NB: There are some invalid remnants of a previous state machine, including state values such as deleted, in the database. These should be removed.

  1. deleted_at

The deletion timestamp should be set by the publishing application when an asset is deleted. A nil value means the asset has not been deleted (default).

  1. replacement_id

This is a BSON object ID, set by the publishing app when the user uploads a new file in the place of an old one, typically with the intention of preserving some contextual document metadata. Default is nil. The replaced asset redirects to its replacement, provided the replacement is not in draft.

Whilst deletion and replacements are mutually exclusive (an asset should not logically have both), they do coexist in the database. Deletion, replacement, and draft work together to support previewing of draft content. An asset will not redirect to its replacement if the replacement is in draft. This ensures that until the publish event is fired, the users can preview images and documents on the draft stack.

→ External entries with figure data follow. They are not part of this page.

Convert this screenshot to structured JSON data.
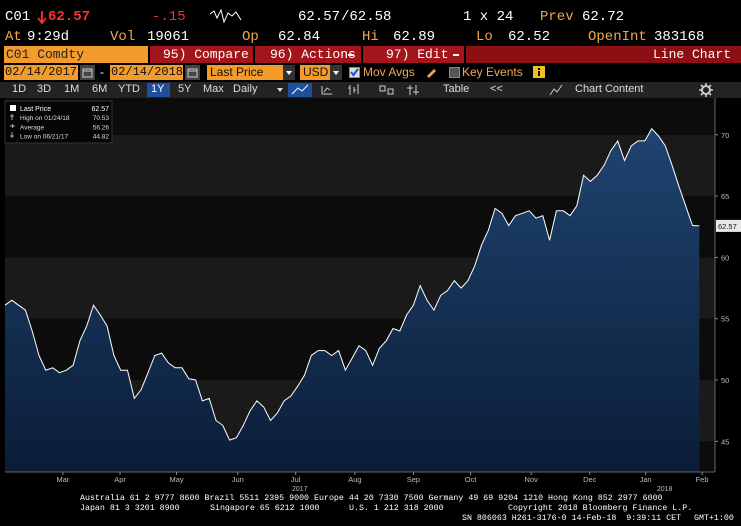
{
  "header": {
    "ticker": "C01",
    "last": "62.57",
    "change": "-.15",
    "bid": "62.57",
    "ask": "/62.58",
    "size": "1 x 24",
    "prev_label": "Prev",
    "prev": "62.72",
    "time_label": "At",
    "time": "9:29d",
    "vol_label": "Vol",
    "vol": "19061",
    "open_label": "Op",
    "open": "62.84",
    "high_label": "Hi",
    "high": "62.89",
    "low_label": "Lo",
    "low": "62.52",
    "oi_label": "OpenInt",
    "oi": "383168"
  },
  "menu": {
    "security": "C01 Comdty",
    "buttons": [
      "95) Compare",
      "96) Actions",
      "97) Edit"
    ],
    "view": "Line Chart"
  },
  "controls": {
    "start": "02/14/2017",
    "separator": "-",
    "end": "02/14/2018",
    "field": "Last Price",
    "currency": "USD",
    "mov_avgs": "Mov Avgs",
    "key_events": "Key Events"
  },
  "toolbar": {
    "periods": [
      "1D",
      "3D",
      "1M",
      "6M",
      "YTD",
      "1Y",
      "5Y",
      "Max"
    ],
    "active": 5,
    "frequency": "Daily",
    "table": "Table",
    "collapse": "<<",
    "chart_content": "Chart Content"
  },
  "chart_data": {
    "type": "line",
    "series": [
      {
        "name": "Last Price",
        "color": "#ffffff",
        "values": [
          56.1,
          56.5,
          56.1,
          55.7,
          54.0,
          52.0,
          50.8,
          51.0,
          50.6,
          50.8,
          51.2,
          53.2,
          54.4,
          56.1,
          55.3,
          54.4,
          52.0,
          50.8,
          50.8,
          48.5,
          49.2,
          50.6,
          52.0,
          52.2,
          51.4,
          51.0,
          51.0,
          50.1,
          50.0,
          48.3,
          48.5,
          46.7,
          46.3,
          45.1,
          45.3,
          46.3,
          47.5,
          48.3,
          47.8,
          46.7,
          47.3,
          48.3,
          48.7,
          49.5,
          50.4,
          52.0,
          52.4,
          52.4,
          52.0,
          52.4,
          50.8,
          51.8,
          52.8,
          52.4,
          51.2,
          52.6,
          53.2,
          54.2,
          54.0,
          55.3,
          56.1,
          57.7,
          56.5,
          55.7,
          56.9,
          57.3,
          58.1,
          57.5,
          58.1,
          59.3,
          61.0,
          62.2,
          64.0,
          63.6,
          62.6,
          63.4,
          63.6,
          63.8,
          63.2,
          63.4,
          61.4,
          63.8,
          63.8,
          63.4,
          64.2,
          66.7,
          66.2,
          66.7,
          67.5,
          68.7,
          69.5,
          67.9,
          69.1,
          69.5,
          69.5,
          70.5,
          69.9,
          69.1,
          67.5,
          65.8,
          64.2,
          62.6,
          62.57
        ]
      }
    ],
    "fill_color": "#1b3a60",
    "xlim": [
      0,
      104.3
    ],
    "ylim": [
      42.5,
      73
    ],
    "yticks": [
      45,
      50,
      55,
      60,
      65,
      70
    ],
    "xticks": [
      {
        "value": 8.5,
        "label": "Mar"
      },
      {
        "value": 16.9,
        "label": "Apr"
      },
      {
        "value": 25.2,
        "label": "May"
      },
      {
        "value": 34.2,
        "label": "Jun"
      },
      {
        "value": 42.7,
        "label": "Jul"
      },
      {
        "value": 51.4,
        "label": "Aug"
      },
      {
        "value": 60.0,
        "label": "Sep"
      },
      {
        "value": 68.4,
        "label": "Oct"
      },
      {
        "value": 77.3,
        "label": "Nov"
      },
      {
        "value": 85.9,
        "label": "Dec"
      },
      {
        "value": 94.1,
        "label": "Jan"
      },
      {
        "value": 102.4,
        "label": "Feb"
      }
    ],
    "year_ticks": [
      {
        "value": 43.3,
        "label": "2017"
      },
      {
        "value": 96.9,
        "label": "2018"
      }
    ],
    "last_value": 62.57,
    "stats": [
      {
        "label": "High on 01/24/18",
        "value": 70.53
      },
      {
        "label": "Average",
        "value": 56.26
      },
      {
        "label": "Low on 06/21/17",
        "value": 44.82
      }
    ]
  },
  "footer": {
    "line1": "Australia 61 2 9777 8600 Brazil 5511 2395 9000 Europe 44 20 7330 7500 Germany 49 69 9204 1210 Hong Kong 852 2977 6000",
    "line2": [
      "Japan 81 3 3201 8900",
      "Singapore 65 6212 1000",
      "U.S. 1 212 318 2000",
      "Copyright 2018 Bloomberg Finance L.P."
    ],
    "line3": [
      "SN 806063 H261-3176-0 14-Feb-18  9:39:11 CET",
      "GMT+1:00"
    ]
  }
}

Publishing applications only send the next-in-line replacement_id. It is Asset Manager that deals with backpropagating the replacement - see the update_indirect_replacements_on_publish callback. This ensures that all assets in a chain of replacements redirect to the latest one.

  1. redirect_url

This is set by the publishing app when the parent edition is unpublished. Default is nil. It is usually set to the parent document URL. Upon creating a new draft of the parent edition, the publishing app should set the redirect URL back to nil.